How GPS Was Designed to Work

GPS was designed to work outdoors. The signal from the GPS satellites is extremely weak, and the satellites are far away. The total radiated power from each satellite is just 27W, about the same power from a dim lightbulb. The satellites are more than 20,000-km high (about 55 times higher than the space shuttle flies). When the signal reaches the GPS receiver on the Earth, the received signal power is about 100 attowatts; “atto” means 10–18, and it is not a commonly used prefix. We typically express such low powers in terms of decibels. But it is useful to mention the attowatt just this once, to get a feel for how weak the received GPS signal really is. The received signal power is 100 attowatts when the receiver is outdoors; when the receiver moves indoors, the signals rapidly get weaker, by 10–100 times in a house, and by 100–1,000 times or more in a large building. However, it is not just indoors where electronic tracking devices has signal problems; the weak signal is a problem outdoors, too, and standard GPS receivers have trouble acquiring satellites with even the slightest interference or blockage (from buildings, trees, or even the roof of a car).

GPS was also designed for periods of continuous operation following a relatively slow startup sequence. The startup of a standard GPS receiver typically includes several seconds to acquire the signal, then 30s to decode required satellite data, for a total time to first fix of approximately 1 min. Thereafter, the typical receiver can compute a new position every second. The required satellite data is known as ephemeris data, and it describes the satellite orbits and clocks. So, as you may have explained to lay people, GPS satellites do not track you, you track them. GPS signals are noticeably stronger than signals in houses made of brick or stone. (A drywall panel is made of a paper liner wrapped around an inner core made primarily from gypsum plaster.)

·  In houses made mostly made of wood and drywall (such as the typical Californian house), GPS signals are noticeably stronger than signals in houses made of brick or stone. (A drywall panel is made of a paper liner wrapped around an inner core made primarily from gypsum plaster.)

·  In office buildings, a one-wall rule applies. If you are within one wall of the outside, there are probably several satellites detectable above –160 dBm, but the signals drop off dramatically as soon as you move within two or more walls.

·  In personal navigation devices ( such as rearview mirror GPS navigation , 3G navigator) for in-car navigation, the antennas are usually ceramic pads with close to the ideal 3-dBi gain, and you will often see signal strengths in the expected range of –123 to –130 dBm.
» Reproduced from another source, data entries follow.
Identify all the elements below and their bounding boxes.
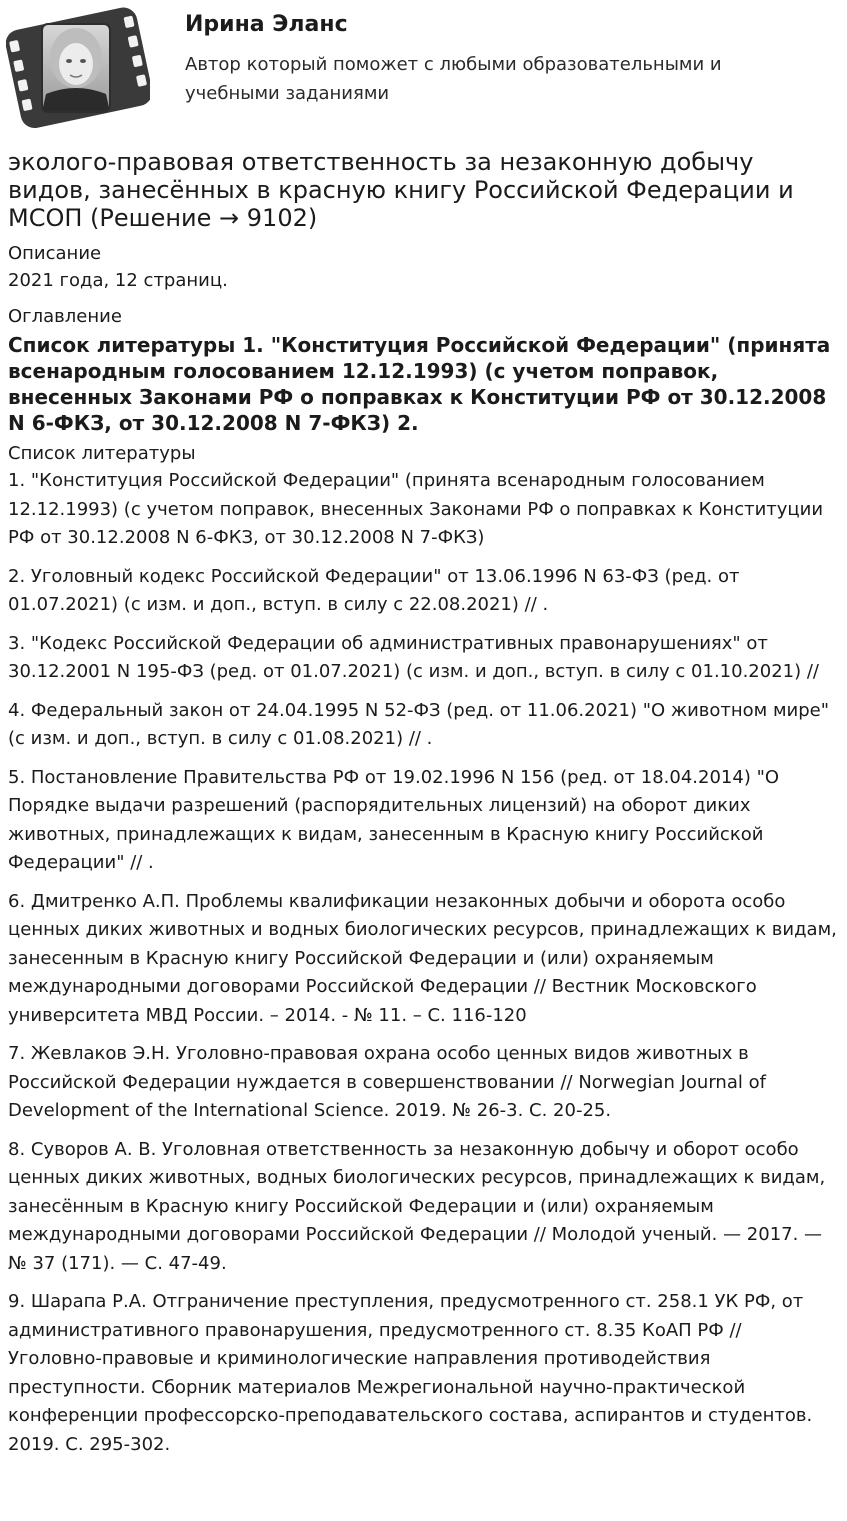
list-item: 2. Уголовный кодекс Российской Федерации" от 13.06.1996 N 63-ФЗ (ред. от 01.07.2021) (с изм. и доп., вступ. в силу с 22.08.2021) // . (8, 565, 740, 615)
list-item: 9. Шарапа Р.А. Отграничение преступления, предусмотренного ст. 258.1 УК РФ, от административного правонарушения, предусмотренного ст. 8.35 КоАП РФ // Уголовно-правовые и криминологические направления противодействия преступности. Сборник материалов Межрегиональной научно-практической конференции профессорско-преподавательского состава, аспирантов и студентов. 2019. С. 295-302. (8, 1291, 813, 1455)
list-item: 3. "Кодекс Российской Федерации об административных правонарушениях" от 30.12.2001 N 195-ФЗ (ред. от 01.07.2021) (с изм. и доп., вступ. в силу с 01.10.2021) // (8, 632, 819, 682)
references-list (8, 467, 838, 1459)
author-name[interactable]: Ирина Эланс (185, 12, 348, 37)
list-item: 1. "Конституция Российской Федерации" (принята всенародным голосованием 12.12.1993) (с учетом поправок, внесенных Законами РФ о поправках к Конституции РФ от 30.12.2008 N 6-ФКЗ, от 30.12.2008 N 7-ФКЗ) (8, 470, 824, 548)
list-item: 6. Дмитренко А.П. Проблемы квалификации незаконных добычи и оборота особо ценных диких животных и водных биологических ресурсов, принадлежащих к видам, занесенным в Красную книгу Российской Федерации и (или) охраняемым международными договорами Российской Федерации // Вестник Московского университета МВД России. – 2014. - № 11. – С. 116-120 (8, 890, 837, 1026)
person-photo-icon (6, 6, 150, 130)
toc-label: Оглавление (8, 306, 122, 327)
avatar[interactable] (6, 6, 150, 130)
document-content (8, 148, 838, 1469)
list-item: 7. Жевлаков Э.Н. Уголовно-правовая охрана особо ценных видов животных в Российской Федерации нуждается в совершенствовании // Norwegian Journal of Development of the International Science. 2019. № 26-3. С. 20-25. (8, 1043, 766, 1121)
references-label: Список литературы (8, 443, 196, 464)
list-item: 8. Суворов А. В. Уголовная ответственность за незаконную добычу и оборот особо ценных диких животных, водных биологических ресурсов, принадлежащих к видам, занесённым в Красную книгу Российской Федерации и (или) охраняемым международными договорами Российской Федерации // Молодой ученый. — 2017. — № 37 (171). — С. 47-49. (8, 1138, 826, 1274)
page-title: эколого-правовая ответственность за незаконную добычу видов, занесённых в красную книгу Российской Федерации и МСОП (Решение → 9102) (8, 148, 794, 232)
description-label: Описание (8, 243, 102, 264)
author-description: Автор который поможет с любыми образовательными и учебными заданиями (185, 54, 722, 104)
author-header (0, 0, 847, 135)
toc-summary: Список литературы 1. "Конституция Российской Федерации" (принята всенародным голосованием 12.12.1993) (с учетом поправок, внесенных Законами РФ о поправках к Конституции РФ от 30.12.2008 N 6-ФКЗ, от 30.12.2008 N 7-ФКЗ) 2. (8, 333, 831, 435)
list-item: 5. Постановление Правительства РФ от 19.02.1996 N 156 (ред. от 18.04.2014) "О Порядке выдачи разрешений (распорядительных лицензий) на оборот диких животных, принадлежащих к видам, занесенным в Красную книгу Российской Федерации" // . (8, 766, 780, 873)
description-text: 2021 года, 12 страниц. (8, 270, 228, 291)
list-item: 4. Федеральный закон от 24.04.1995 N 52-ФЗ (ред. от 11.06.2021) "О животном мире" (с изм. и доп., вступ. в силу с 01.08.2021) // . (8, 699, 830, 749)
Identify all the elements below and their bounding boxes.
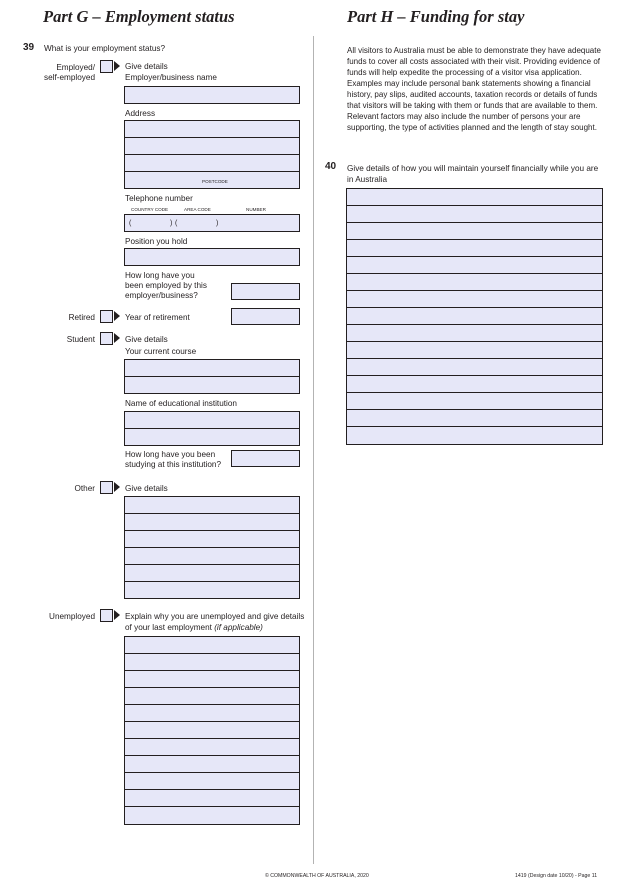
postcode-label: POSTCODE [202,179,228,184]
employed-label: Employed/ self-employed [44,63,95,82]
question-39-number: 39 [23,42,35,53]
funding-line[interactable] [347,342,602,359]
funding-line[interactable] [347,189,602,206]
number-label: NUMBER [246,207,266,212]
other-label: Other [74,484,95,493]
phone-paren-close: ) [216,220,219,227]
funding-line[interactable] [347,359,602,376]
country-code-label: COUNTRY CODE [131,207,169,212]
year-retirement-field[interactable] [231,308,300,325]
funding-line[interactable] [347,291,602,308]
how-long-studying-field[interactable] [231,450,300,467]
funding-line[interactable] [347,410,602,427]
student-label: Student [66,335,95,344]
unemployed-label: Unemployed [49,612,95,621]
other-line[interactable] [125,497,299,514]
funding-line[interactable] [347,223,602,240]
unemployed-line[interactable] [125,739,299,756]
question-40-text: Give details of how you will maintain yourself financially while you are in Australia [347,164,599,184]
footer-page-info: 1419 (Design date 10/20) - Page 11 [515,873,598,879]
unemployed-line[interactable] [125,654,299,671]
other-give-details: Give details [125,484,168,493]
course-line[interactable] [125,360,299,377]
employer-name-label: Employer/business name [125,73,217,82]
other-line[interactable] [125,548,299,565]
column-divider [313,36,314,864]
telephone-label: Telephone number [125,194,193,203]
unemployed-checkbox[interactable] [100,609,113,622]
other-line[interactable] [125,531,299,548]
retired-checkbox[interactable] [100,310,113,323]
employed-give-details: Give details [125,62,168,71]
unemployed-explain-label: Explain why you are unemployed and give details [125,612,305,621]
how-long-employed-field[interactable] [231,283,300,300]
other-line[interactable] [125,582,299,599]
funding-line[interactable] [347,376,602,393]
unemployed-arrow-icon [114,610,120,620]
phone-paren-open: ( [175,220,178,227]
student-checkbox[interactable] [100,332,113,345]
other-arrow-icon [114,482,120,492]
funding-line[interactable] [347,257,602,274]
retired-label: Retired [68,313,95,322]
funding-line[interactable] [347,274,602,291]
unemployed-line[interactable] [125,807,299,824]
unemployed-line[interactable] [125,790,299,807]
unemployed-line[interactable] [125,688,299,705]
unemployed-line[interactable] [125,773,299,790]
footer-copyright: © COMMONWEALTH OF AUSTRALIA, 2020 [265,873,369,879]
other-details-field[interactable] [124,496,300,599]
unemployed-line[interactable] [125,671,299,688]
funding-line[interactable] [347,308,602,325]
funding-line[interactable] [347,240,602,257]
address-line[interactable] [125,121,299,138]
other-checkbox[interactable] [100,481,113,494]
other-line[interactable] [125,565,299,582]
funding-intro-paragraph: All visitors to Australia must be able to demonstrate they have adequate funds to cover all costs associated with their visit. Providing evidence of funds will help expedite the processing of a visitor visa application. Examples may include personal bank statements showing a financial history, pay slips, audited accounts, taxation records or details of funds that visitors will be taking with them or funds that are available to them. Relevant factors may also include the number of persons your are supporting, the type of activities planned and the length of stay sought. [347,46,601,132]
how-long-employed-label: How long have you been employed by this employer/business? [125,271,207,300]
other-line[interactable] [125,514,299,531]
address-line[interactable] [125,138,299,155]
funding-line[interactable] [347,427,602,444]
funding-line[interactable] [347,325,602,342]
course-label: Your current course [125,347,197,356]
institution-field[interactable] [124,411,300,446]
telephone-field[interactable] [124,214,300,232]
phone-paren-close: ) [170,220,173,227]
unemployed-details-field[interactable] [124,636,300,825]
position-field[interactable] [124,248,300,266]
position-label: Position you hold [125,237,188,246]
unemployed-last-employment-label: of your last employment (if applicable) [125,623,263,632]
unemployed-line[interactable] [125,705,299,722]
part-h-title: Part H – Funding for stay [347,7,525,26]
employed-checkbox[interactable] [100,60,113,73]
funding-line[interactable] [347,206,602,223]
address-line[interactable] [125,155,299,172]
institution-line[interactable] [125,412,299,429]
student-arrow-icon [114,333,120,343]
unemployed-line[interactable] [125,637,299,654]
funding-details-field[interactable] [346,188,603,445]
course-field[interactable] [124,359,300,394]
year-retirement-label: Year of retirement [125,313,190,322]
institution-label: Name of educational institution [125,399,237,408]
retired-arrow-icon [114,311,120,321]
institution-line[interactable] [125,429,299,446]
question-39-text: What is your employment status? [44,44,166,53]
unemployed-line[interactable] [125,722,299,739]
employer-name-field[interactable] [124,86,300,104]
phone-paren-open: ( [129,220,132,227]
area-code-label: AREA CODE [184,207,211,212]
if-applicable-note: (if applicable) [214,623,263,632]
funding-line[interactable] [347,393,602,410]
question-40-number: 40 [325,161,337,172]
how-long-studying-label: How long have you been studying at this institution? [125,450,222,469]
address-label: Address [125,109,156,118]
employed-arrow-icon [114,61,120,71]
student-give-details: Give details [125,335,168,344]
unemployed-line[interactable] [125,756,299,773]
part-g-title: Part G – Employment status [43,7,235,26]
course-line[interactable] [125,377,299,394]
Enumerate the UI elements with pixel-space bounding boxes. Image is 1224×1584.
·  In cell phones, GPS antennas are often very small, sometimes too small (cellphone industrial design aesthetics currently have far higher priority than GPS efficiency). Depending on the phone, the average antenna gain can be as much as 10-dB below the ideal 3 dBi. Also, the antennas in phones often exhibit significant directionality, and the gain pattern in certain directions may be more than 15-dB below 3 dBi. This means that 90–97% of the GPS signal power is lost before ever reaching the LNA, and the effective signal strengths in the Table 6.14 must all be adjusted accordingly.